For a generation, advocates for the poor have been trying to win public support for substantially more aid to the needy, particularly health insurance for uncovered millions.
Their results have been extremely modest. But two studies released yesterday suggest what could be a winning strategy: make sure the public does not view the aid as just another welfare handout. Americans are much more generous if they see it as help to ordinary people who need a hand.
The first study, by Robert J. Blendon and Karen Donelan of the Harvard School of Public Health, looked at hundreds of public opinion polls on health care from recent years and concludes that more than two-thirds of Americans, a higher percentage than at any time in the past several decades, favors national health insurance.
But the study concludes that most are not willing to pay a great deal for it -- less than $200 annually; that they oppose the income tax as a way of paying for it, preferring excise taxes on cigarettes, alcohol and jewelry; and that a substantial minority believes employers should contribute as well as taxpayers.
A salient political fact, the study found, is that Americans "dislike welfare clients deeply." They think anyone who can work should, and not depend on welfare. They oppose health-care rationing except for people on welfare. But Blendon also noted this distinction: "When we asked would you spend more to help poor people with health, 61 percent said yes. But then we asked would you support a major Medicaid expansion, and 31 percent said yes." The favorable response dropped because of Medicaid's link to the welfare system, he said.
In polls asking Americans in general what they would be willing to have the nation spend money on, Blendon said, "public assistance" ranked 13th of 14 items -- only foreign aid was lower.
The second study, from Families USA, the Center on Budget and Policy Priorities and the Population Reference Bureau, seeks to dispel the notion that the poor are all welfare clients.
It shows that the poor, as the average person would define being poor, is a far larger group than the welfare population.
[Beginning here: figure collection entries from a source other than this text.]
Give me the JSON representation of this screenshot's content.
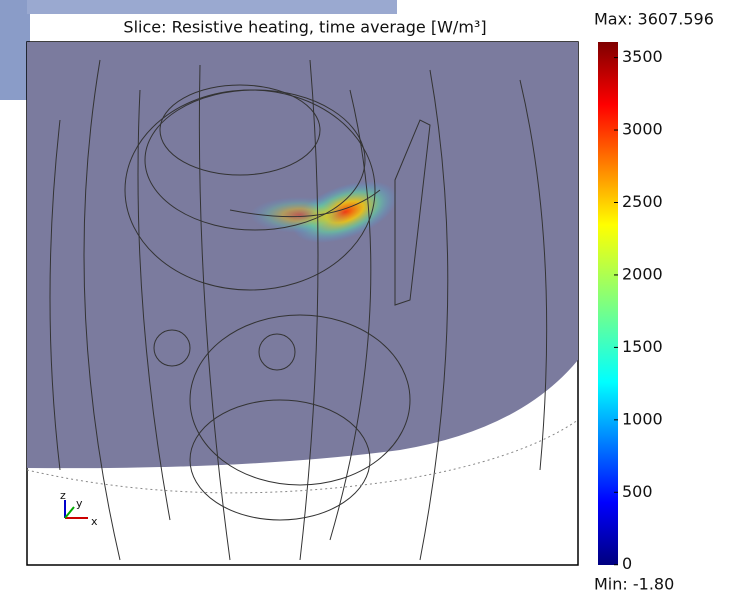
{
  "chart_data": {
    "type": "slice",
    "title": "Slice: Resistive heating, time average [W/m³]",
    "max": {
      "value": 3607.596,
      "label": "Max: 3607.596"
    },
    "min": {
      "value": -1.8,
      "label": "Min: -1.80"
    },
    "cticks": [
      0,
      500,
      1000,
      1500,
      2000,
      2500,
      3000,
      3500
    ],
    "axis_triad": [
      "z",
      "y",
      "x"
    ]
  }
}
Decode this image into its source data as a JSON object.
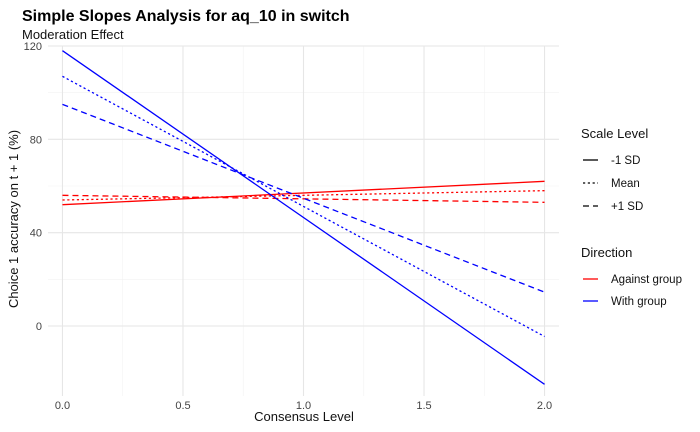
{
  "chart_data": {
    "type": "line",
    "title": "Simple Slopes Analysis for aq_10 in switch",
    "subtitle": "Moderation Effect",
    "xlabel": "Consensus Level",
    "ylabel": "Choice 1 accuracy on t + 1 (%)",
    "xlim": [
      -0.06,
      2.06
    ],
    "ylim": [
      -30,
      120
    ],
    "x_ticks": [
      0.0,
      0.5,
      1.0,
      1.5,
      2.0
    ],
    "x_tick_labels": [
      "0.0",
      "0.5",
      "1.0",
      "1.5",
      "2.0"
    ],
    "y_ticks": [
      0,
      40,
      80,
      120
    ],
    "y_tick_labels": [
      "0",
      "40",
      "80",
      "120"
    ],
    "grid": true,
    "legend_placement": "right",
    "legends": [
      {
        "title": "Scale Level",
        "items": [
          {
            "label": "-1 SD",
            "linetype": "solid"
          },
          {
            "label": "Mean",
            "linetype": "dotted"
          },
          {
            "label": "+1 SD",
            "linetype": "dashed"
          }
        ]
      },
      {
        "title": "Direction",
        "items": [
          {
            "label": "Against group",
            "color": "#ff0000"
          },
          {
            "label": "With group",
            "color": "#0000ff"
          }
        ]
      }
    ],
    "series": [
      {
        "direction": "Against group",
        "scale": "-1 SD",
        "color": "#ff0000",
        "linetype": "solid",
        "x": [
          0,
          2
        ],
        "y": [
          52,
          62
        ]
      },
      {
        "direction": "Against group",
        "scale": "Mean",
        "color": "#ff0000",
        "linetype": "dotted",
        "x": [
          0,
          2
        ],
        "y": [
          54,
          58
        ]
      },
      {
        "direction": "Against group",
        "scale": "+1 SD",
        "color": "#ff0000",
        "linetype": "dashed",
        "x": [
          0,
          2
        ],
        "y": [
          56,
          53
        ]
      },
      {
        "direction": "With group",
        "scale": "-1 SD",
        "color": "#0000ff",
        "linetype": "solid",
        "x": [
          0,
          2
        ],
        "y": [
          118,
          -25
        ]
      },
      {
        "direction": "With group",
        "scale": "Mean",
        "color": "#0000ff",
        "linetype": "dotted",
        "x": [
          0,
          2
        ],
        "y": [
          107,
          -4.5
        ]
      },
      {
        "direction": "With group",
        "scale": "+1 SD",
        "color": "#0000ff",
        "linetype": "dashed",
        "x": [
          0,
          2
        ],
        "y": [
          95,
          14.5
        ]
      }
    ]
  }
}
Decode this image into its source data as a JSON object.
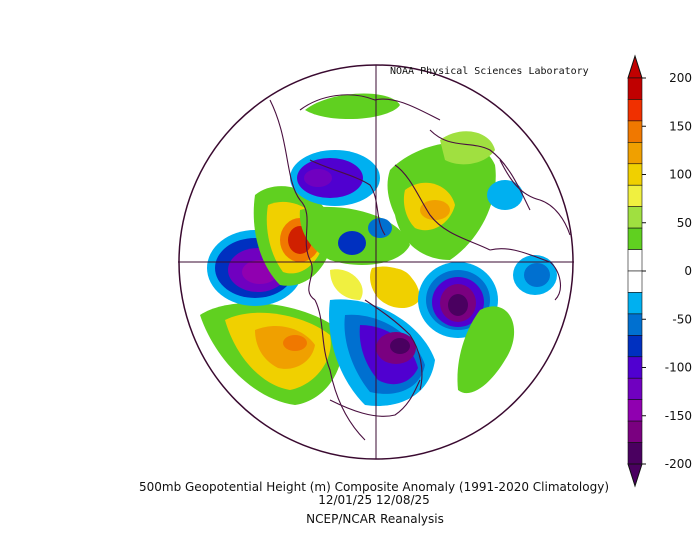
{
  "credit": "NOAA Physical Sciences Laboratory",
  "caption": {
    "line1": "500mb Geopotential Height (m) Composite Anomaly (1991-2020 Climatology)",
    "line2": "12/01/25 12/08/25",
    "line3": "NCEP/NCAR Reanalysis"
  },
  "colorbar": {
    "ticks": [
      "200",
      "150",
      "100",
      "50",
      "0",
      "-50",
      "-100",
      "-150",
      "-200"
    ],
    "colors": [
      "#c00000",
      "#f03000",
      "#f07800",
      "#f0a000",
      "#f0d000",
      "#f0f040",
      "#a0e040",
      "#60d020",
      "#ffffff",
      "#ffffff",
      "#00b0f0",
      "#0070d0",
      "#0030c0",
      "#5000d0",
      "#7000c0",
      "#9000b0",
      "#7a0080",
      "#4a0060"
    ]
  }
}
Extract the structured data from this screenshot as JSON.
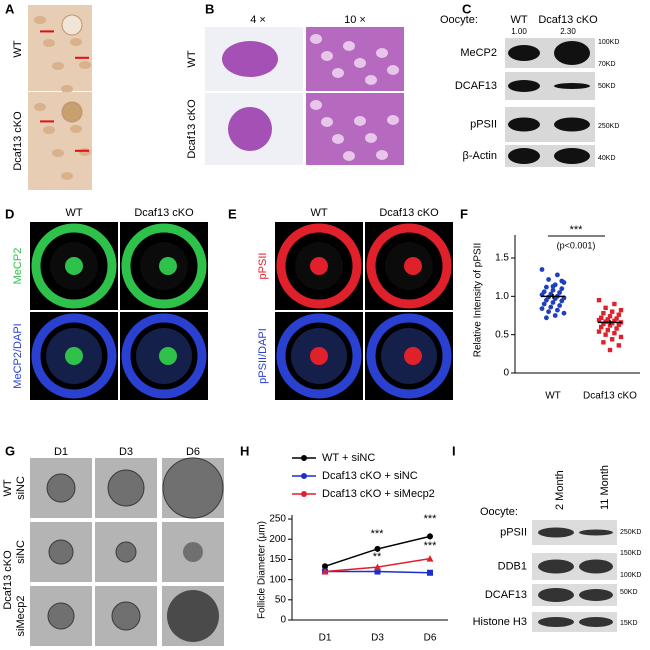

It makes the point that millions of people in need of aid of various types are above the government's official poverty line and are not part of the welfare population, whose eligibility for any substantial benefits is generally lower than the poverty line.
Looking at four successive Gallup Polls, from July to October 1989, the study found that the average respondent said the poverty line for a family of four should be $15,017 a year -- about $3,000 more than the official poverty line.
"The real-life poverty line is rooted in the experience of America's consumers who know the real costs they have to pay to purchase the essential necessities of life," said Ron Pollack, director of Families USA, an advocacy group for the poor.
Measured by what the average person considers a bare minimum income to escape poverty, Pollack said, there are 45 million in poverty, not 32 million -- and 26 million of them are either children or the elderly, not persons of working age, and nearly three-fifths are white.
Looking at his findings about how deeply Americans resent spending for able-bodied people who are on welfare, Blendon said that the only way to provide low-income children and mothers with full health-care coverage may be to use a device discussed by former President Richard M. Nixon and the House Ways and Means Committee years ago.
Under that idea, all children in the country would be provided coverage through a universal national children's health insurance program. Income would not be a factor. As a result, poor children would not be seen as receiving some special benefit.
Second, instead of low-income mothers going to a welfare office and receiving health care through that system, with the associated stigma, health care would be administered through unemployment insurance offices or state health department offices. A means test would still apply, Blendon said, but the highly visible link to welfare would be cut.